After the feast of design from the 1920s and 30s over the past two weeks I thought it was time to return to the present and look at a few of the more interesting new and recent posters out there. First up, two terrific optical illusions for two of the most anticipated serious-minded films of the fall (each premiering in Venice): George Clooney’s The Ides of March and Tomas “Let the Right One In” Alfredson’s Tinker, Tailor, Soldier, Spy. Ides, the story of a Presidential candidate and his ambitious young press secretary, puts a clever spin on the Big Head poster and nicely solves the problem of having to give equal wall space to both Ryan Gosling and George Clooney. I like the way the last letters of Time magazine puts a big ME over the candidate’s face. The Tinker, Tailor poster, best seen up close, overlays the head of Gary Oldman—as John le Carré’s world-weary spy George Smiley—with long strings of letters and numbers, a few word clues hidden here and there and the opening date written as 16092011 in tiny red numbers on Smiley’s lapel.
I also like these two gold-hued posters below for two films in theaters right now and not only because they look great next to each other. For The Devil’s Double, Dominic Cooper as Uday Hussein (or maybe as the man hired to act as his decoy) looks as if he may have been dipped in Winnie the Pooh’s sea of honey. The Pooh poster is an unusual example of minimalism and negative space in the usually shouty field of kids film posters, but it seems in keeping with the restraint and elegance of Disney’s current Pooh reboot.
Two teaser posters have recently been released for Steven Soderbergh’s upcoming double-whammy: Contagion, which plays interestingly, though not brilliantly, with type (and that biohazard sign seems to have been overplayed recently) and Haywire, which has an unusual faded, low-light look to it.
The poster for Raul Ruiz’s Mysteries of Lisbon might be a little conventional, but it has a rich elegance that works for the film, and I love that tiny figure on the stairs in the background (again worth seeing up close).

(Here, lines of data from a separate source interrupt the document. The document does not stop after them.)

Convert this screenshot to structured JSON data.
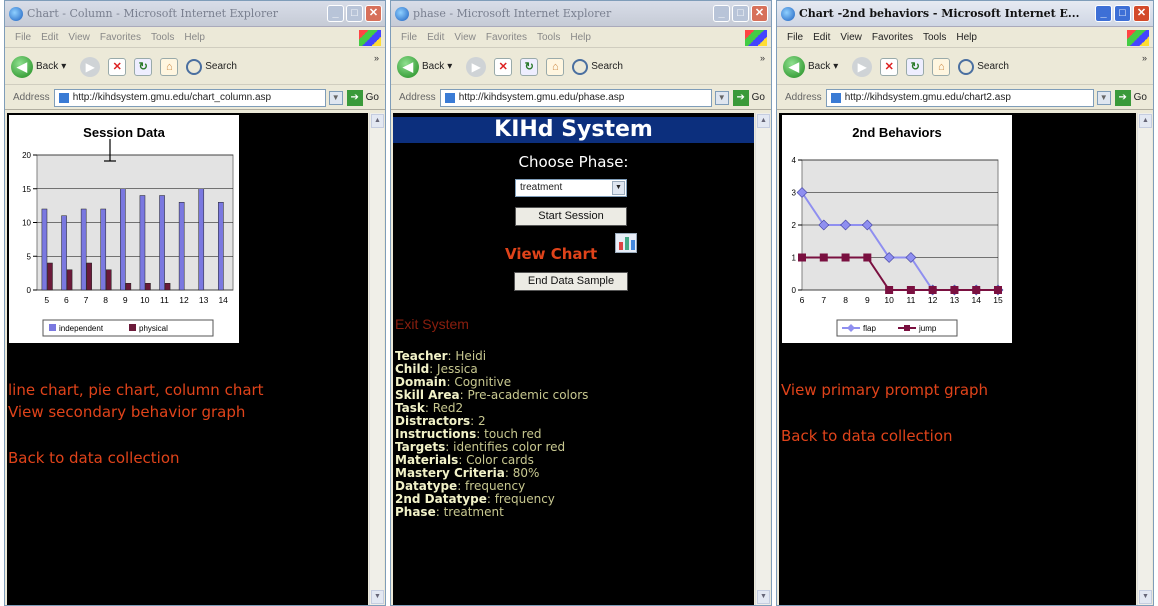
{
  "windows": [
    {
      "title": "Chart - Column - Microsoft Internet Explorer",
      "menu": [
        "File",
        "Edit",
        "View",
        "Favorites",
        "Tools",
        "Help"
      ],
      "back_label": "Back",
      "search_label": "Search",
      "address_label": "Address",
      "url": "http://kihdsystem.gmu.edu/chart_column.asp",
      "go_label": "Go"
    },
    {
      "title": "phase - Microsoft Internet Explorer",
      "menu": [
        "File",
        "Edit",
        "View",
        "Favorites",
        "Tools",
        "Help"
      ],
      "back_label": "Back",
      "search_label": "Search",
      "address_label": "Address",
      "url": "http://kihdsystem.gmu.edu/phase.asp",
      "go_label": "Go"
    },
    {
      "title": "Chart -2nd behaviors - Microsoft Internet E...",
      "menu": [
        "File",
        "Edit",
        "View",
        "Favorites",
        "Tools",
        "Help"
      ],
      "back_label": "Back",
      "search_label": "Search",
      "address_label": "Address",
      "url": "http://kihdsystem.gmu.edu/chart2.asp",
      "go_label": "Go"
    }
  ],
  "left_page": {
    "links": [
      "line chart, pie chart, column chart",
      "View secondary behavior graph",
      "Back to data collection"
    ]
  },
  "center_page": {
    "header": "KIHd System",
    "choose_label": "Choose Phase:",
    "phase_selected": "treatment",
    "start_button": "Start Session",
    "view_chart": "View Chart",
    "end_button": "End Data Sample",
    "exit": "Exit System",
    "info": [
      {
        "key": "Teacher",
        "value": "Heidi"
      },
      {
        "key": "Child",
        "value": "Jessica"
      },
      {
        "key": "Domain",
        "value": "Cognitive"
      },
      {
        "key": "Skill Area",
        "value": "Pre-academic colors"
      },
      {
        "key": "Task",
        "value": "Red2"
      },
      {
        "key": "Distractors",
        "value": "2"
      },
      {
        "key": "Instructions",
        "value": "touch red"
      },
      {
        "key": "Targets",
        "value": "identifies color red"
      },
      {
        "key": "Materials",
        "value": "Color cards"
      },
      {
        "key": "Mastery Criteria",
        "value": "80%"
      },
      {
        "key": "Datatype",
        "value": "frequency"
      },
      {
        "key": "2nd Datatype",
        "value": "frequency"
      },
      {
        "key": "Phase",
        "value": "treatment"
      }
    ]
  },
  "right_page": {
    "links": [
      "View primary prompt graph",
      "Back to data collection"
    ]
  },
  "colors": {
    "independent": "#7a78e0",
    "physical": "#6b1a3a",
    "flap": "#8f8ff0",
    "jump": "#7a1040",
    "link_red": "#e0431a",
    "header_blue": "#0c2f7d"
  },
  "chart_data": [
    {
      "type": "bar",
      "title": "Session Data",
      "categories": [
        "5",
        "6",
        "7",
        "8",
        "9",
        "10",
        "11",
        "12",
        "13",
        "14"
      ],
      "series": [
        {
          "name": "independent",
          "values": [
            12,
            11,
            12,
            12,
            15,
            14,
            14,
            13,
            15,
            13
          ]
        },
        {
          "name": "physical",
          "values": [
            4,
            3,
            4,
            3,
            1,
            1,
            1,
            0,
            0,
            0
          ]
        }
      ],
      "yticks": [
        "0",
        "5",
        "10",
        "15",
        "20"
      ],
      "ylim": [
        0,
        20
      ],
      "grid": true,
      "legend": "bottom"
    },
    {
      "type": "line",
      "title": "2nd Behaviors",
      "categories": [
        "6",
        "7",
        "8",
        "9",
        "10",
        "11",
        "12",
        "13",
        "14",
        "15"
      ],
      "series": [
        {
          "name": "flap",
          "values": [
            3,
            2,
            2,
            2,
            1,
            1,
            0,
            0,
            0,
            0
          ]
        },
        {
          "name": "jump",
          "values": [
            1,
            1,
            1,
            1,
            0,
            0,
            0,
            0,
            0,
            0
          ]
        }
      ],
      "yticks": [
        "0",
        "1",
        "2",
        "3",
        "4"
      ],
      "ylim": [
        0,
        4
      ],
      "grid": true,
      "legend": "bottom"
    }
  ]
}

Meanwhile, the poster for Miranda July’s The Future, which opens in theaters today, is like its inverse mirror image. I do like the title treatment with its three rows of three letters, but I just wish that the credit block wasn’t taking up all that space beneath July’s head.
And, finally, another pair of posters that I think go wonderfully together with their warrior women in action: one (which has been around for a while but I only just saw) for ESPN’s documentary about transsexual tennis star Renée Richards which uses a very striking photograph and some well placed type, and the other for Lynn Hershman Leeson’s feminist art history doc !Women Art Revolution with its take on Delacroix’s “Liberty Leading the People” illustrated by underground comic legend Spain Rodriguez.